Quando diz “As coisas perdem suas cores agora / Eu não fui e não vi, dos detalhes preferi nem saber”, o verso se torna monocromático e distante. O bar em que “nem pensei em morrer” transforma a ausência de pensamentos suicidas em evento digno de nota, revelando a presença velada da morte como assunto constante.

A afirmação “Porque viver não se pensa / Ao menos não vale o esforço” desloca a reflexão filosófica para o pragmatismo, a vida é para ser vivida, não sobre analisada.

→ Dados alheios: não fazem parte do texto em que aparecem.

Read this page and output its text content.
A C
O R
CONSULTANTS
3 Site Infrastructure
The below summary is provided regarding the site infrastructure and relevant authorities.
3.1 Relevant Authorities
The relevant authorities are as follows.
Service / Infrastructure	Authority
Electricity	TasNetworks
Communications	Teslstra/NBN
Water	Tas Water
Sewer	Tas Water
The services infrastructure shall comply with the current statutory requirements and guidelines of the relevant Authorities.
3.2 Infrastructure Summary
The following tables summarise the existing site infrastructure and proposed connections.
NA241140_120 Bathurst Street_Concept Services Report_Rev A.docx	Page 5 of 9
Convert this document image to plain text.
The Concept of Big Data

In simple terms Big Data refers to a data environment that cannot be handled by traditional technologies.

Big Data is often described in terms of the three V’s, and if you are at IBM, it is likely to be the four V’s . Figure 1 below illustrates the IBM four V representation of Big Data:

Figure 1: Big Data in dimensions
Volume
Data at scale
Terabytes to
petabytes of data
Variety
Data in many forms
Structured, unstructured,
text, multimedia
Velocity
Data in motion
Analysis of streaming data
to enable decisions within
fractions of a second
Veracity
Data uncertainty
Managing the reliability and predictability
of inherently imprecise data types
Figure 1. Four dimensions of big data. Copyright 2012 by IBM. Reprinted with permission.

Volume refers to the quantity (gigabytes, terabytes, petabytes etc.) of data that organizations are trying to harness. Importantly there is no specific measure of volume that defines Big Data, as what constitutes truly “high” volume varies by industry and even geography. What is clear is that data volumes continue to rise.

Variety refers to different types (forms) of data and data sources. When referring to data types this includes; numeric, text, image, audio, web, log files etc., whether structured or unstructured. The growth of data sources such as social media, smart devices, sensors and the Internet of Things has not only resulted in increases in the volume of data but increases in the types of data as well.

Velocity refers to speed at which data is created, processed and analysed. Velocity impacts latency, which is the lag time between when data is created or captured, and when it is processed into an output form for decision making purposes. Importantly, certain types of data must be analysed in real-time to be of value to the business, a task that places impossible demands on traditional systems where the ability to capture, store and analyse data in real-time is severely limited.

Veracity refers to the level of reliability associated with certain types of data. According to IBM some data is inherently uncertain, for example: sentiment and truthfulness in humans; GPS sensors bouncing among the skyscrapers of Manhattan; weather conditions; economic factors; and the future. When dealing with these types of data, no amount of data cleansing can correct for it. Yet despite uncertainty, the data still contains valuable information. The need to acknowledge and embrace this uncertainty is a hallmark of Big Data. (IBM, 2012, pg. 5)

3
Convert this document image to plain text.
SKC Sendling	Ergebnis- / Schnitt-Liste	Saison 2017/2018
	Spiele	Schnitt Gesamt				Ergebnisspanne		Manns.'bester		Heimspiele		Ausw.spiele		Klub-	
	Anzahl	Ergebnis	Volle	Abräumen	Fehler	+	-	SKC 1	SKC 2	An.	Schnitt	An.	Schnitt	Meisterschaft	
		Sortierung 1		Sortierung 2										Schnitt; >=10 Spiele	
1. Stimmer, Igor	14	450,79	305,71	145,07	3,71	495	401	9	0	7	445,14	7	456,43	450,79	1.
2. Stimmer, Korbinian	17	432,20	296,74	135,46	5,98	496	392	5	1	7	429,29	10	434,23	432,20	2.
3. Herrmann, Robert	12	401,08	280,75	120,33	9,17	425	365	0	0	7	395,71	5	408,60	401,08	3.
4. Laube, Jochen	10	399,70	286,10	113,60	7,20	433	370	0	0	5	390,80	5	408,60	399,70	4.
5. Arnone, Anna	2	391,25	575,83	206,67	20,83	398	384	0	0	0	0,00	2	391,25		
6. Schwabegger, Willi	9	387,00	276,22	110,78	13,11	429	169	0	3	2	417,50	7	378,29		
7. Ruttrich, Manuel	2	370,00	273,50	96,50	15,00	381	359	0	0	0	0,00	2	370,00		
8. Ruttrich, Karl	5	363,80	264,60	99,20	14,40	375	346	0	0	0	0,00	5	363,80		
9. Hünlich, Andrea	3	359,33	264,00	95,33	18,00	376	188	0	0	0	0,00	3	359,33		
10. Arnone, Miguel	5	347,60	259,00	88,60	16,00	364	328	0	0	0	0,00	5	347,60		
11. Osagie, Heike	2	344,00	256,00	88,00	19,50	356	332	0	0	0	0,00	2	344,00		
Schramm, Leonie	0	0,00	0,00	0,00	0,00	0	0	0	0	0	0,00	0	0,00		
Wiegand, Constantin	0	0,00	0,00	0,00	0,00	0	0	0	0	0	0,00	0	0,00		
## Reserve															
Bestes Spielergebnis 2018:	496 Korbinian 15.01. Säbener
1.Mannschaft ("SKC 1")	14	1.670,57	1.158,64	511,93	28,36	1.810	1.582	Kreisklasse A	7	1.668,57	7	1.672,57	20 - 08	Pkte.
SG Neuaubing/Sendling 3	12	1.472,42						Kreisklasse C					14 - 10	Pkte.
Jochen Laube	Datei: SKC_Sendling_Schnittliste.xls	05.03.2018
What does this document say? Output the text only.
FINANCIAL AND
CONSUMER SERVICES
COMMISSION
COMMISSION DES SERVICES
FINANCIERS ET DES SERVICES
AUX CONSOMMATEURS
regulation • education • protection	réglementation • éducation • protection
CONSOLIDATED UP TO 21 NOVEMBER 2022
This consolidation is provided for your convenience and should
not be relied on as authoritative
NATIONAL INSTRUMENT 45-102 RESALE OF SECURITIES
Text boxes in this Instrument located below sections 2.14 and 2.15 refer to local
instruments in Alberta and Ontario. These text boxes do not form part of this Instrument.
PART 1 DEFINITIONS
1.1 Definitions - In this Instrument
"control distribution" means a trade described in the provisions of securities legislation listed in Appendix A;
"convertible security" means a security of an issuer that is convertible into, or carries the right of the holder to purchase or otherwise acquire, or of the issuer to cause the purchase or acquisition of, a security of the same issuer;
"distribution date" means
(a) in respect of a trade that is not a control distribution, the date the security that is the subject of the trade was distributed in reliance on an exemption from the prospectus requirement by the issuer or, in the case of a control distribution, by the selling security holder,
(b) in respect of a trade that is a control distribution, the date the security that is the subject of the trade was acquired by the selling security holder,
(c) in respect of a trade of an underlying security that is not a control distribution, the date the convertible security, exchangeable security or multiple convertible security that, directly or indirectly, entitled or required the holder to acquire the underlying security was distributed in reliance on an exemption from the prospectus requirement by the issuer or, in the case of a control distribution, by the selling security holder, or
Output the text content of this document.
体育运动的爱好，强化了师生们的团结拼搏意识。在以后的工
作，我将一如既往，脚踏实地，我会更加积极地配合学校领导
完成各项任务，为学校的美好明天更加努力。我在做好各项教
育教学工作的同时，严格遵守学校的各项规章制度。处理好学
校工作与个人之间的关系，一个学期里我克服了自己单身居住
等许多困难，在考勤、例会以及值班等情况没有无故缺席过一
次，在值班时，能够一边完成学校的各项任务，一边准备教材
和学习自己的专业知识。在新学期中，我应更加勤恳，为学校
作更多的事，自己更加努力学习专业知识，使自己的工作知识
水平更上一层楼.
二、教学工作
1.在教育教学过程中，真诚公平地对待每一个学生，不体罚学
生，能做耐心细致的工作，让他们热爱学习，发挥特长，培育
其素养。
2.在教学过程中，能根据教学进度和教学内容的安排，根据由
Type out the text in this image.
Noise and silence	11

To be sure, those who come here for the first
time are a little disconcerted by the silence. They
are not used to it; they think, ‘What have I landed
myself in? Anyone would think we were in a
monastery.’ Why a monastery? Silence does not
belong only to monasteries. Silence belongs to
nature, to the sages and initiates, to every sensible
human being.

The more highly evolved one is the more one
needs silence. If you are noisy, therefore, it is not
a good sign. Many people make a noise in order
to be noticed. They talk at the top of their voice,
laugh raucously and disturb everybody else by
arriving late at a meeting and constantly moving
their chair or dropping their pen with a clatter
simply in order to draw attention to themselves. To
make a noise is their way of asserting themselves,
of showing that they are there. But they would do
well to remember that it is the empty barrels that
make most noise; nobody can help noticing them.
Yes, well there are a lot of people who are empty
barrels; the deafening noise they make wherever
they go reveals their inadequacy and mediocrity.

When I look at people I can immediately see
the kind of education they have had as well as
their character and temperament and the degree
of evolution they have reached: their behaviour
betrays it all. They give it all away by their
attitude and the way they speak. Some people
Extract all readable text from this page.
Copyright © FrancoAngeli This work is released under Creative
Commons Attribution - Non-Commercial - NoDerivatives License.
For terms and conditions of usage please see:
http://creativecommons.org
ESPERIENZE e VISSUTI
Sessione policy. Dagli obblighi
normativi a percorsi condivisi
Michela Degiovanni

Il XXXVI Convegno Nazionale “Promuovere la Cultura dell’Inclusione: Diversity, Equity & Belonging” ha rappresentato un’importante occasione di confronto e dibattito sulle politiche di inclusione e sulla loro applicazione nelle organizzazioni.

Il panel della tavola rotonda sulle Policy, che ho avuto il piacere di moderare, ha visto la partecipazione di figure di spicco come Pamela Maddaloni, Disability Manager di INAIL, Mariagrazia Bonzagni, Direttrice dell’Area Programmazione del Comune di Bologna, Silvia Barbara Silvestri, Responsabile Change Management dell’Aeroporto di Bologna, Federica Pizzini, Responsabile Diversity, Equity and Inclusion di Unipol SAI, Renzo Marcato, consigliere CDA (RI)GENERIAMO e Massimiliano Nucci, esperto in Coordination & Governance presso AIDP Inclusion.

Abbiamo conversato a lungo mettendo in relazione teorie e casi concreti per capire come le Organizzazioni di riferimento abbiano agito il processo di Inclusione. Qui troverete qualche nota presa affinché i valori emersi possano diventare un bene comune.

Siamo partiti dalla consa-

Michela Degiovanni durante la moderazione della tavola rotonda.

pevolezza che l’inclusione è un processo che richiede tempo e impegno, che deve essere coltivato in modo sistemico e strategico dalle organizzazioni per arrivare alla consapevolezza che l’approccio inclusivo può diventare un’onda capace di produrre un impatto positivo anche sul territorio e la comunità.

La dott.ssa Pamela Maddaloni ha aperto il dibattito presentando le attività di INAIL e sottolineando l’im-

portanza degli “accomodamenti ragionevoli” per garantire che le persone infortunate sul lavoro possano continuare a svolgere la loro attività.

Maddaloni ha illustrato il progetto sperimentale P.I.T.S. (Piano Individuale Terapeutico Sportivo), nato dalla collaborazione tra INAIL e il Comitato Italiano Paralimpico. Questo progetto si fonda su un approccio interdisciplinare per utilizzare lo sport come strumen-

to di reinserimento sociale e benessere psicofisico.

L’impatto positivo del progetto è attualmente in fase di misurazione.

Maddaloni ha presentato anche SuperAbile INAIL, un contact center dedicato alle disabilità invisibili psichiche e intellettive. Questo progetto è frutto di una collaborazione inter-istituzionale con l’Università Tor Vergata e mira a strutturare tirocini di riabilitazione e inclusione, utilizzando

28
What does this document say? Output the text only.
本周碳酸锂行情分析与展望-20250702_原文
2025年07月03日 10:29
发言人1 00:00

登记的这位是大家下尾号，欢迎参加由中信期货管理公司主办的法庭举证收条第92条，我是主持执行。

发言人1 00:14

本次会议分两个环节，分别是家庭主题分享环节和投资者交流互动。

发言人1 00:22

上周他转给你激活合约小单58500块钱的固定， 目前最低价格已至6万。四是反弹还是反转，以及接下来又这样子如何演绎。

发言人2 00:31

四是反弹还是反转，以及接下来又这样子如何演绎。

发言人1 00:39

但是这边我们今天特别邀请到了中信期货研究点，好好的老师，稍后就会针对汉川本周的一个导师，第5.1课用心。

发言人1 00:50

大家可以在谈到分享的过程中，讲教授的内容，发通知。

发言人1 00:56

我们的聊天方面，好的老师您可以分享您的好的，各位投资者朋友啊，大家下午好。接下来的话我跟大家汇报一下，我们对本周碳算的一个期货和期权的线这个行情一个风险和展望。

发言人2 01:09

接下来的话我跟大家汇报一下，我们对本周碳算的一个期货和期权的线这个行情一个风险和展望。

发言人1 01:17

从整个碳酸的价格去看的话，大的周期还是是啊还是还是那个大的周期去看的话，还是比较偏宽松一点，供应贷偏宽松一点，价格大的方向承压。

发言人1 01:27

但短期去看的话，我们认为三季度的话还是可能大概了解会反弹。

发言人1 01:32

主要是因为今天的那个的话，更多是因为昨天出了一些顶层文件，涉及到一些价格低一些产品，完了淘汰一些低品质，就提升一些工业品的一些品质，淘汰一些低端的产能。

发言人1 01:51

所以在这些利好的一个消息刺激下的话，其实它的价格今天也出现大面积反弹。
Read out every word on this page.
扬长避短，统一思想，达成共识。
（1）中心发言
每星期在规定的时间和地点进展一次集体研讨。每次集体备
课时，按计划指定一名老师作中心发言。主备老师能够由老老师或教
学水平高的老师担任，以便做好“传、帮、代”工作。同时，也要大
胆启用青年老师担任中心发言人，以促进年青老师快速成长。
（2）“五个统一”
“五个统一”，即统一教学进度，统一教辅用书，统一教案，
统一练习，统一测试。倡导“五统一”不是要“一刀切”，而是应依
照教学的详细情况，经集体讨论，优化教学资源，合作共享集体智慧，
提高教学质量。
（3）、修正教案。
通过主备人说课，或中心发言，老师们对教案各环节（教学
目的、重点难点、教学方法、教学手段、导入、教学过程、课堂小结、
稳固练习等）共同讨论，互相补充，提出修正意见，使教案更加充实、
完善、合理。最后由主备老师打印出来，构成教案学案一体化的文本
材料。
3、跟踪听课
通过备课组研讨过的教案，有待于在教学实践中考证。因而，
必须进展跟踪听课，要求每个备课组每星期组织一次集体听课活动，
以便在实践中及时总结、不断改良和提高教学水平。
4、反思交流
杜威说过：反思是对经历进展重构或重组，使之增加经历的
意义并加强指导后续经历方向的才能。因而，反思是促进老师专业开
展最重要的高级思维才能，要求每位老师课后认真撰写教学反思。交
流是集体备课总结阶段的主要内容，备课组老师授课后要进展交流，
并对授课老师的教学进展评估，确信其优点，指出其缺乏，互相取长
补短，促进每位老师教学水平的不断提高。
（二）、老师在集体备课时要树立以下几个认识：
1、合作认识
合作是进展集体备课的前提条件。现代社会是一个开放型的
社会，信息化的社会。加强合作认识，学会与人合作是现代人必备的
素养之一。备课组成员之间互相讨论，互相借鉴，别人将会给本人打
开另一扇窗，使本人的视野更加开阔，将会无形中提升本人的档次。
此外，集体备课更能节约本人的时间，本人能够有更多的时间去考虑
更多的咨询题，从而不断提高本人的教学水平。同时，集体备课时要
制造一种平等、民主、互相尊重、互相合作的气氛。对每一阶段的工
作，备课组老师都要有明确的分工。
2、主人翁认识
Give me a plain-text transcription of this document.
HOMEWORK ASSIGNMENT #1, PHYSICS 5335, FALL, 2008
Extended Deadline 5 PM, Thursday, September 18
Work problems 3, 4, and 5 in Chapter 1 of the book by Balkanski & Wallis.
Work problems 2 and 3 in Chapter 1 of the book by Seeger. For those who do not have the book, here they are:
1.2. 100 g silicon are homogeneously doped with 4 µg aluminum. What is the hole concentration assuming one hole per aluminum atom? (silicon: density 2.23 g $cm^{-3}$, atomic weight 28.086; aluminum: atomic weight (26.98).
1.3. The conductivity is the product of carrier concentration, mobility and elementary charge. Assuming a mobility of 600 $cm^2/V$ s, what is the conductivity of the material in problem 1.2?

Isso se fecha em “Vale o que expira / O que sobra do ser”, exaltando o efêmero e o essencial.

O verso culmina em “Botar na tela o sangue da carne ambulante / Ser a latência, jamais operado pelos sonhos de alguém, yo”. Aqui, a intenção artística é exposta, documentar a vida em sua crueza e recusar ser instrumento das ambições alheias. “Latência” é potência guardada, energia pronta para agir quando necessário, mas que permanece independente.

O verso de Makalister em Poetas no Topo 1: é um bloco autossuficiente de cinema, filosofia e autobiografia. É um registro que bebe do neorrealismo, da observação política e da crônica urbana sem se fixar em nenhum deles. Seu ritmo é irregular, sua lógica é fragmentada, e é justamente aí que reside sua força. Ao invés de buscar clareza imediata, Makalister constrói um espaço de leitura que exige tempo e disposição, e que, quase dez anos depois, ainda permanece como um dos momentos mais singulares do rap nacional contemporâneo.